The Insurance Gaps Remote Workers Overlook
Most remote workers focus on health insurance as their primary insurance concern, and rightly so. But there are several other insurance categories that remote workers - especially freelancers and self-employed professionals - need to consider that employees with traditional jobs often get automatically through their employer.
Disability Insurance
Disability insurance is arguably the most important and most overlooked insurance for remote workers. Your ability to work is your most valuable financial asset. A serious illness or injury that prevents you from working for 3-12+ months can be financially catastrophic, especially for freelancers with no employer sick leave or disability payments.
Short-term disability: Covers 60-80% of income for 3-6 months. Employees at larger companies often have this; freelancers typically do not.
Long-term disability: Covers 60% of income for extended periods (2 years to age 65). The Social Security disability approval process is slow and uncertain - private disability insurance is essential for remote workers without employer coverage. Premiums are 2-4% of annual income for robust coverage.
Good providers: Guardian, Principal, MassMutual, and Northwestern Mutual offer strong individual disability policies. Work with an independent insurance broker to compare options.
Professional Liability (Errors and Omissions)
If you are a freelancer or consultant, professional liability insurance (also called E&O insurance) protects you if a client sues claiming your work caused them financial loss. Common for consultants, designers, developers, writers, and financial advisors.
Annual premiums range from $500-2,000+ depending on your field and coverage amount. If a client requires it in your contract (increasingly common for B2B freelancers), this is non-negotiable. Hiscox and Thimble offer well-regarded E&O policies for freelancers.
Equipment Insurance
Your laptop, monitors, and other home office equipment are business assets. Standard homeowner or renter insurance may not cover business equipment at all, or may cover it only up to a low limit ($500 is common). Options:
- Business personal property rider on your homeowner/renter policy (relatively inexpensive add-on)
- Dedicated business equipment insurance (Hiscox, The Hartford)

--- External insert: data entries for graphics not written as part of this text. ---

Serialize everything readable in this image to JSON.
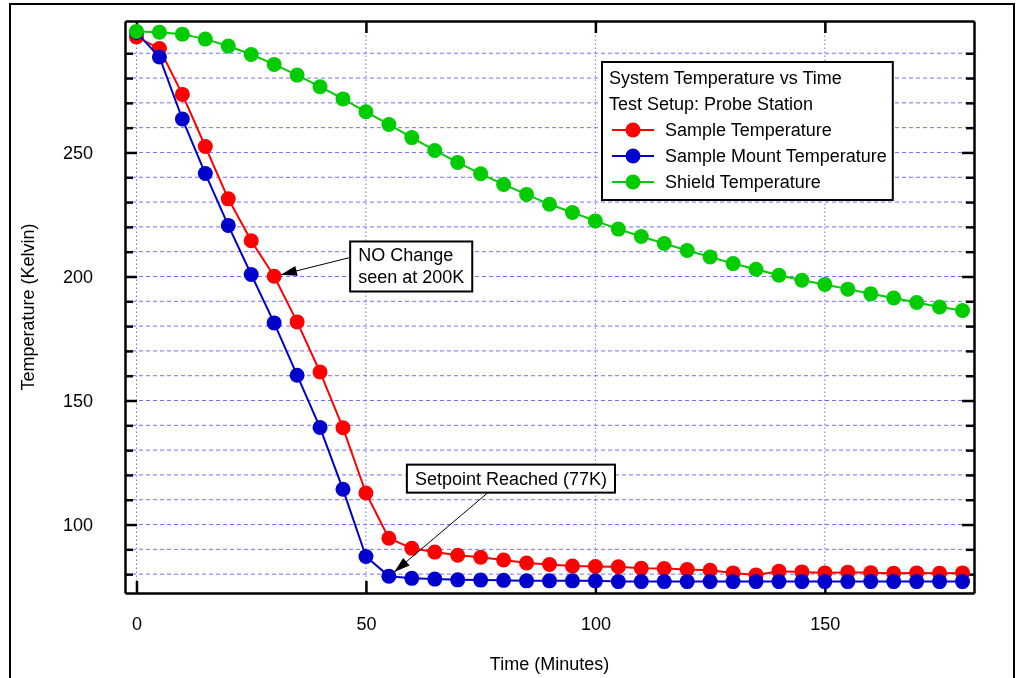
{
  "chart_data": {
    "type": "line",
    "title": "System Temperature vs Time",
    "subtitle": "Test Setup: Probe Station",
    "xlabel": "Time (Minutes)",
    "ylabel": "Temperature (Kelvin)",
    "x": [
      0,
      5,
      10,
      15,
      20,
      25,
      30,
      35,
      40,
      45,
      50,
      55,
      60,
      65,
      70,
      75,
      80,
      85,
      90,
      95,
      100,
      105,
      110,
      115,
      120,
      125,
      130,
      135,
      140,
      145,
      150,
      155,
      160,
      165,
      170,
      175,
      180
    ],
    "series": [
      {
        "name": "Sample Temperature",
        "color": "#ff0000",
        "values": [
          296.6,
          291.9,
          273.4,
          252.4,
          231.3,
          214.4,
          200.1,
          181.7,
          161.5,
          139,
          112.7,
          94.5,
          90.4,
          88.9,
          87.6,
          86.8,
          85.7,
          84.5,
          83.9,
          83.3,
          83.1,
          83,
          82.4,
          82.3,
          81.9,
          81.6,
          80.5,
          79.7,
          81.2,
          80.9,
          80.5,
          80.8,
          80.6,
          80.4,
          80.5,
          80.4,
          80.5
        ]
      },
      {
        "name": "Sample Mount Temperature",
        "color": "#0000cc",
        "values": [
          298.4,
          288.5,
          263.5,
          241.5,
          220.6,
          200.8,
          181.3,
          160.2,
          139.1,
          114.2,
          87.1,
          79.2,
          78.3,
          78,
          77.7,
          77.6,
          77.5,
          77.3,
          77.3,
          77.3,
          77.3,
          77,
          77,
          77,
          77,
          77,
          77,
          77,
          77,
          77,
          77,
          77,
          77,
          77,
          77,
          77,
          77
        ]
      },
      {
        "name": "Shield Temperature",
        "color": "#00cc00",
        "values": [
          298.8,
          298.5,
          297.7,
          295.7,
          292.9,
          289.5,
          285.5,
          281.2,
          276.5,
          271.6,
          266.4,
          261.3,
          256,
          250.8,
          246,
          241.4,
          237.1,
          233.1,
          229.1,
          225.8,
          222.4,
          219.1,
          216.1,
          213.3,
          210.5,
          207.9,
          205.2,
          202.9,
          200.5,
          198.5,
          196.8,
          194.9,
          193,
          191.3,
          189.5,
          187.7,
          186.3
        ]
      }
    ],
    "xlim": [
      -2.5,
      182.5
    ],
    "ylim": [
      72.4,
      303
    ],
    "xticks": [
      0,
      50,
      100,
      150
    ],
    "yticks": [
      {
        "value": 80,
        "label": null
      },
      {
        "value": 90,
        "label": null
      },
      100,
      {
        "value": 110,
        "label": null
      },
      {
        "value": 120,
        "label": null
      },
      {
        "value": 130,
        "label": null
      },
      {
        "value": 140,
        "label": null
      },
      150,
      {
        "value": 160,
        "label": null
      },
      {
        "value": 170,
        "label": null
      },
      {
        "value": 180,
        "label": null
      },
      {
        "value": 190,
        "label": null
      },
      200,
      {
        "value": 210,
        "label": null
      },
      {
        "value": 220,
        "label": null
      },
      {
        "value": 230,
        "label": null
      },
      {
        "value": 240,
        "label": null
      },
      250,
      {
        "value": 260,
        "label": null
      },
      {
        "value": 270,
        "label": null
      },
      {
        "value": 280,
        "label": null
      },
      {
        "value": 290,
        "label": null
      }
    ],
    "grid": true,
    "legend": "top right",
    "marker": "circle",
    "line_style": "solid",
    "annotations": [
      {
        "text": "NO Change\nseen at 200K",
        "x": 30,
        "y": 200
      },
      {
        "text": "Setpoint Reached (77K)",
        "x": 55,
        "y": 79
      }
    ]
  }
}
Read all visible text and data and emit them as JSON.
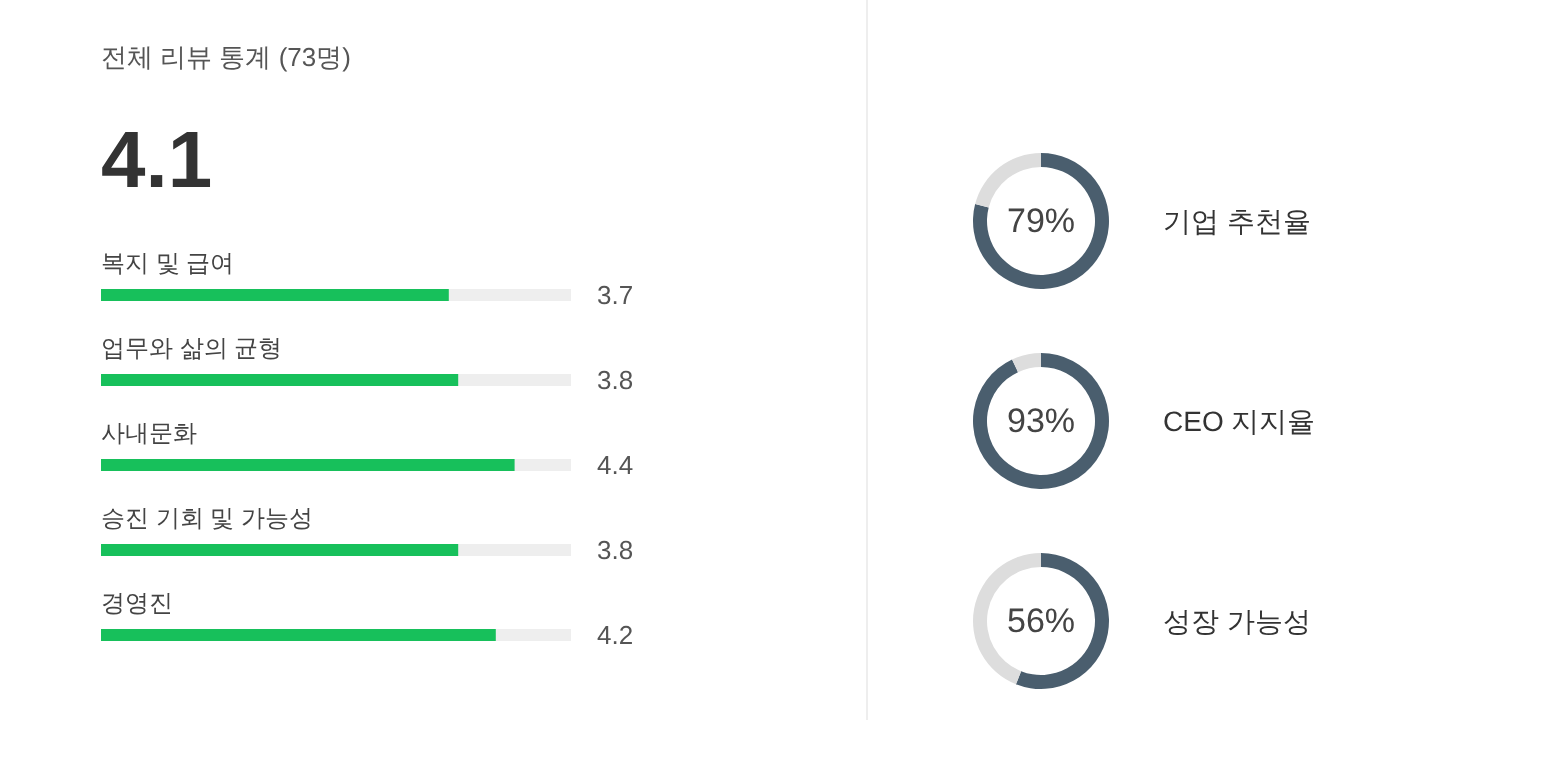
{
  "chart_data": [
    {
      "type": "bar",
      "orientation": "horizontal",
      "title": "전체 리뷰 통계 (73명)",
      "annotations": [
        "4.1"
      ],
      "categories": [
        "복지 및 급여",
        "업무와 삶의 균형",
        "사내문화",
        "승진 기회 및 가능성",
        "경영진"
      ],
      "values": [
        3.7,
        3.8,
        4.4,
        3.8,
        4.2
      ],
      "color": "#17c05b",
      "xlim": [
        0,
        5
      ],
      "data_labels": true,
      "tick_labels": false
    },
    {
      "type": "donut",
      "title": "기업 추천율",
      "categories": [
        null,
        null
      ],
      "values": [
        79,
        21
      ],
      "colors": [
        "#4a5e6e",
        "#dddddd"
      ],
      "value_labels": [
        "79%",
        null
      ]
    },
    {
      "type": "donut",
      "title": "CEO 지지율",
      "categories": [
        null,
        null
      ],
      "values": [
        93,
        7
      ],
      "colors": [
        "#4a5e6e",
        "#dddddd"
      ],
      "value_labels": [
        "93%",
        null
      ]
    },
    {
      "type": "donut",
      "title": "성장 가능성",
      "categories": [
        null,
        null
      ],
      "values": [
        56,
        44
      ],
      "colors": [
        "#4a5e6e",
        "#dddddd"
      ],
      "value_labels": [
        "56%",
        null
      ]
    }
  ]
}
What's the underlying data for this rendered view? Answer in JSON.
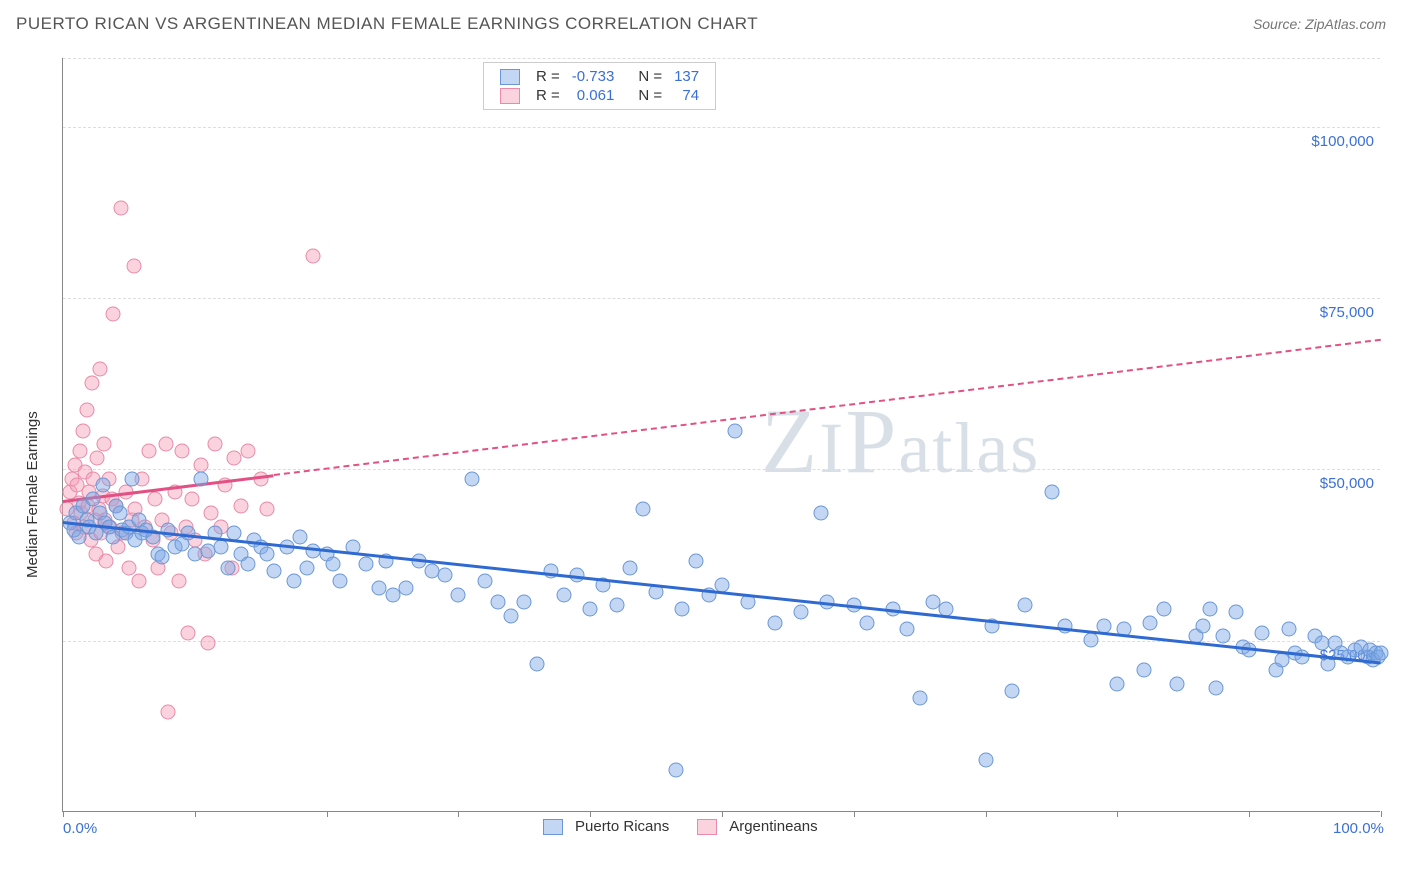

- Credit card purchase protection for new equipment
General Liability Insurance
If clients or vendors ever visit your home office, general liability insurance protects you if someone is injured on your property during business activities. Most standard homeowner policies exclude business activities. A BOP (Business Owner Policy) combining general liability and property coverage costs $500-1,500 annually for most freelancers.
Life Insurance
Remote employees at large companies often get group life insurance (typically 1-2x salary) at no cost. Freelancers and those without employer life insurance should consider a term life policy if they have dependents. Term life is surprisingly affordable for healthy people in their 30s-40s: $1 million in coverage typically costs $40-80/month for a 20-year term.